Le cas Calibre
Par L'édition avec éditeurs le lundi, mars 19 2007, 09:21 - Discussion - Lien permanent
Depuis un an, les présentations du projet « Calibre » se sont succédées un peu partout en France. Le 12 janvier 2007 la société Calibre SAS a été officiellement créée (lire la présentation sur le site du Syndicat national de l'édition, SNE)... S'il semble que les libraires sont favorables au projet (il a reçu le soutien du Syndicat de la librairie française, SLF), celui-ci a suscité un fort rejet au sein de ce qu'il est convenu d'appeler la « petite » édition mais il semble qu'aucunes des critiques émises n'aient, au bout du compte, été prises en compte. Il suffit pour s'en convaincre de lire la position écrite du groupement Éditer en haute Provence datée du 4 avril 2006.
Affaire à suivre, donc (et à relier avec la pétition initiée par l'Atelier du gué)...
Forcalquier, le 4 avril 2006
Éditer en haute Provence découvre avec étonnement et interrogation le projet Calibre, « outil de distribution des ouvrages d’éditeurs (de petite) taille », présenté conjointement par le ministère de la Culture et le Syndicat national de l’édition.

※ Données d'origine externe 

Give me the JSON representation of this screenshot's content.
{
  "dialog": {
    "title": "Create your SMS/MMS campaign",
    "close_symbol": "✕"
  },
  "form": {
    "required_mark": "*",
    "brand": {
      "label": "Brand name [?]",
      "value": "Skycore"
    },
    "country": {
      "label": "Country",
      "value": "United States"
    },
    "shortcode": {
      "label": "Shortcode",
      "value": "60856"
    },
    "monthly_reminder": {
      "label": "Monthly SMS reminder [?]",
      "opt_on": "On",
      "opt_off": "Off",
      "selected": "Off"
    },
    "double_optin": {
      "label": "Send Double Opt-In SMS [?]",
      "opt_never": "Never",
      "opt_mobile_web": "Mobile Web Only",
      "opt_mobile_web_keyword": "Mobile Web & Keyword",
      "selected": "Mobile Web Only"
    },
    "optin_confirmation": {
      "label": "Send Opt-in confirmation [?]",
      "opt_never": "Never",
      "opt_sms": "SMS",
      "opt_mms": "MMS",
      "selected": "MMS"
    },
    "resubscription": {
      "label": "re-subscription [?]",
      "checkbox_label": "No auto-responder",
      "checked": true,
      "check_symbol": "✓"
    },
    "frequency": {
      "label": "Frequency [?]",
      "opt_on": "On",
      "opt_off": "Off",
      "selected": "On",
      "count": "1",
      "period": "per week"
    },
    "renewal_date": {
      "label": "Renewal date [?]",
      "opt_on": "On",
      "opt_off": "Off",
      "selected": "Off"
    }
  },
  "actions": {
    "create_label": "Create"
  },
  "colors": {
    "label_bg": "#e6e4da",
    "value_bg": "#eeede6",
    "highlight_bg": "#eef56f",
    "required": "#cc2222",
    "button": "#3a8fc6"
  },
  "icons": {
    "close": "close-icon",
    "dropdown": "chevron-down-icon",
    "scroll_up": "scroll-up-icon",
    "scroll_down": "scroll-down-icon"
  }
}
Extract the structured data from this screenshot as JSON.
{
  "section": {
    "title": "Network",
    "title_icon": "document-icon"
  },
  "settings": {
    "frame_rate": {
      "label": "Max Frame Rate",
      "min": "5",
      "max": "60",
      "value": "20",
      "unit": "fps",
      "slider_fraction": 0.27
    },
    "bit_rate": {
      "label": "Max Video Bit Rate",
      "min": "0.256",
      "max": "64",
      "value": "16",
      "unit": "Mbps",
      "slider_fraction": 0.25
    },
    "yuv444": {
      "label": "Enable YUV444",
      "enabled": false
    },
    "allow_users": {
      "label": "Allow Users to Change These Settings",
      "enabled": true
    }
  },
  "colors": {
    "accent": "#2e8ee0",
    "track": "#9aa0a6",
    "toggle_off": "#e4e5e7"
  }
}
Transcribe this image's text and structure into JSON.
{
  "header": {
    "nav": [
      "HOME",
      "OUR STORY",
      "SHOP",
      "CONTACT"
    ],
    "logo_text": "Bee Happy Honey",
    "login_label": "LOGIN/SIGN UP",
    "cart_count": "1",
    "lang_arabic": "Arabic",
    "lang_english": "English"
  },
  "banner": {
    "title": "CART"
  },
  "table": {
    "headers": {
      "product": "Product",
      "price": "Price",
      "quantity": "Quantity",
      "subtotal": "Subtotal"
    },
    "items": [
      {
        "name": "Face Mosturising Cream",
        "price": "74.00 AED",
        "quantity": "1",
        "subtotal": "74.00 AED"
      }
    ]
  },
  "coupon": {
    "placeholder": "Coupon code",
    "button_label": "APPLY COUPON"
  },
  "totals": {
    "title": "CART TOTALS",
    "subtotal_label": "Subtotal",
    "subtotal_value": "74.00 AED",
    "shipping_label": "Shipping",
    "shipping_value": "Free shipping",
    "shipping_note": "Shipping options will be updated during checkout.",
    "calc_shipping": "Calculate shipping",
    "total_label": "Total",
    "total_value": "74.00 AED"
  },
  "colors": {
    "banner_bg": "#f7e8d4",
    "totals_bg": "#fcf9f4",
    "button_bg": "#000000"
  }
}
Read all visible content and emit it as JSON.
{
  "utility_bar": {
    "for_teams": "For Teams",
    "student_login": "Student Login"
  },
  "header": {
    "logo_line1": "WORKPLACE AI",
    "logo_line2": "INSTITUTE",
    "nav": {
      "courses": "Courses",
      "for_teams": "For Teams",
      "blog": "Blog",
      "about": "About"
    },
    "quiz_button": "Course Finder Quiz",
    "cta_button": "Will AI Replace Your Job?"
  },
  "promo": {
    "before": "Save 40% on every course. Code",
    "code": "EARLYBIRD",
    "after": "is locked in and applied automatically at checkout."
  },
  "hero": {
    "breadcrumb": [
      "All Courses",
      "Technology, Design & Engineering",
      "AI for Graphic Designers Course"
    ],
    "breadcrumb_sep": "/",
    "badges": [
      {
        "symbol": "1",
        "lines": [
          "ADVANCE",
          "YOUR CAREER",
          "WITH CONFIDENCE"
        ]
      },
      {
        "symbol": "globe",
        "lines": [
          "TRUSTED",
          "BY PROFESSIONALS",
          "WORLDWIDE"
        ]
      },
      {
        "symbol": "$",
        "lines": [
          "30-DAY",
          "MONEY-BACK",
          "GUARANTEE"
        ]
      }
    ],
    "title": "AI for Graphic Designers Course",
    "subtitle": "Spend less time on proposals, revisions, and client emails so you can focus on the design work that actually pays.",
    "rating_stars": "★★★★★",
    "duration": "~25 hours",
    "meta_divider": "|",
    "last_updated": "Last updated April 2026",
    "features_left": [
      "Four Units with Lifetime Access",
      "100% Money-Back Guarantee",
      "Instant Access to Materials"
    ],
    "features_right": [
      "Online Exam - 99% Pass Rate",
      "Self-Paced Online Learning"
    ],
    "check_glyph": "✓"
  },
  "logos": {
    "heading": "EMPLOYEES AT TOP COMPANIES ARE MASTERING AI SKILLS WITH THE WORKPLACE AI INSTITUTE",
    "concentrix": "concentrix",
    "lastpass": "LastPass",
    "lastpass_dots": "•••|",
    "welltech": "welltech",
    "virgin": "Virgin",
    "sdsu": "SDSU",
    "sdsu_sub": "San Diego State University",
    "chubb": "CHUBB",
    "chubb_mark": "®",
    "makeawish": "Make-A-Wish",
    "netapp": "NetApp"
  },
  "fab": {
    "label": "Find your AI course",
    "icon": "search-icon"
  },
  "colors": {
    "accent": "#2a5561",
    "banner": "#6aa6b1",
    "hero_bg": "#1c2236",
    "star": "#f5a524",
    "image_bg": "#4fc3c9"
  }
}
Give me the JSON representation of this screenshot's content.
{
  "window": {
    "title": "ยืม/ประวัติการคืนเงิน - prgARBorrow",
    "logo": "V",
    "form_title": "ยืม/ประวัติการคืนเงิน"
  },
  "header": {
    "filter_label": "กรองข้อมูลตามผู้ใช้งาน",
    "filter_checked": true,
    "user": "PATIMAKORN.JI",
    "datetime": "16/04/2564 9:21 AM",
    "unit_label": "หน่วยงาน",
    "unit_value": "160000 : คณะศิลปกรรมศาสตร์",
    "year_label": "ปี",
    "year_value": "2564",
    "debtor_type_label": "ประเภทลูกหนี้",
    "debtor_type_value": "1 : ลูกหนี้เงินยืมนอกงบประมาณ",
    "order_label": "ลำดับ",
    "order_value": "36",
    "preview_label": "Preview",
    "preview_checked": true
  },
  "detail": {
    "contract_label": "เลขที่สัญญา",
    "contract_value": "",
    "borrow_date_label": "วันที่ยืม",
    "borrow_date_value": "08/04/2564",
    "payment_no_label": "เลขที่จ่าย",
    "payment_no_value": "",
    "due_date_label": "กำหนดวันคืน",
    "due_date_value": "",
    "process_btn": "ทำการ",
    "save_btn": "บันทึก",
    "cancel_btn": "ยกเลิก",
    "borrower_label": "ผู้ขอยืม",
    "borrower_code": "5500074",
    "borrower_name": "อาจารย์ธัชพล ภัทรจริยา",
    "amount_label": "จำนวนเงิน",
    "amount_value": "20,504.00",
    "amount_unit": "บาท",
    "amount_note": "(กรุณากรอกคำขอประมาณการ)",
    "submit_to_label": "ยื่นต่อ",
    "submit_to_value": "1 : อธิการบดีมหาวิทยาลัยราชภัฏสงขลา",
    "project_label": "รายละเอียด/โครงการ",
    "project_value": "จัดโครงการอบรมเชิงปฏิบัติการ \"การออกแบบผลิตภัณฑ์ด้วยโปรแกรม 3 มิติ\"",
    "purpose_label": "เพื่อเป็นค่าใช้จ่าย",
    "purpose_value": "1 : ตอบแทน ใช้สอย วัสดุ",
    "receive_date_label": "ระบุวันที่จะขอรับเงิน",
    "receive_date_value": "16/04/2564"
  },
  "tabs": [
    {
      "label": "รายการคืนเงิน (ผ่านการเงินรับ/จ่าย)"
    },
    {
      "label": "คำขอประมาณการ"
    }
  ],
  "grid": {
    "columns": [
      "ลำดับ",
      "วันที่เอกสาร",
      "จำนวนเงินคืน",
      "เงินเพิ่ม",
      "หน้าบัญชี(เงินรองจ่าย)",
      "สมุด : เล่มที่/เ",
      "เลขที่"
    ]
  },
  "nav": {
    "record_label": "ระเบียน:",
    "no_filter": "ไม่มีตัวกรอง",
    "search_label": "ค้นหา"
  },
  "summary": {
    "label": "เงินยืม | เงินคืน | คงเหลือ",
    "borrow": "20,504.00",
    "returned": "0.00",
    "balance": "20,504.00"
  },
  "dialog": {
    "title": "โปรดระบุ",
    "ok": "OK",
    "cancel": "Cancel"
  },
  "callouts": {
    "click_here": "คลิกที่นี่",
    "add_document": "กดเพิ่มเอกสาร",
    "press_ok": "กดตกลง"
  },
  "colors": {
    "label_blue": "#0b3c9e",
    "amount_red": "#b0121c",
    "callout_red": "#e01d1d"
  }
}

La région Provence Alpes Côte d’Azur, deuxième région de France par l’activité éditoriale, compte au moins trois associations professionnelles d’éditeurs (Éditeurs sans frontières, Jedi PACA et Éditer en haute Provence) : aucune des trois n’a été consultée pour la définition de ce projet. L’absence de toute consultation nous a été confirmée par nos collègues éditeurs, provinciaux comme parisiens, et même par certains de nos correspondants du ministère de la Culture.
Trois aspects essentiels du projet Calibre ne changent pas, voire aggravent la situation actuelle des relations entre éditeurs et libraires :
- l’acheminement des livres vers Paris reste aux frais de l’éditeur basé en province ;
- l’absence de stock chez Calibre ;
- le règlement des éditeurs à 90 jours.
D’ores et déjà, deux initiatives de distribution par des éditeurs indépendants ont mûri dans notre région. La première fonctionne déjà à Gap et la seconde doit voir le jour à Manosque, sous forme de GIE. Le projet Calibre n’en tient pas compte.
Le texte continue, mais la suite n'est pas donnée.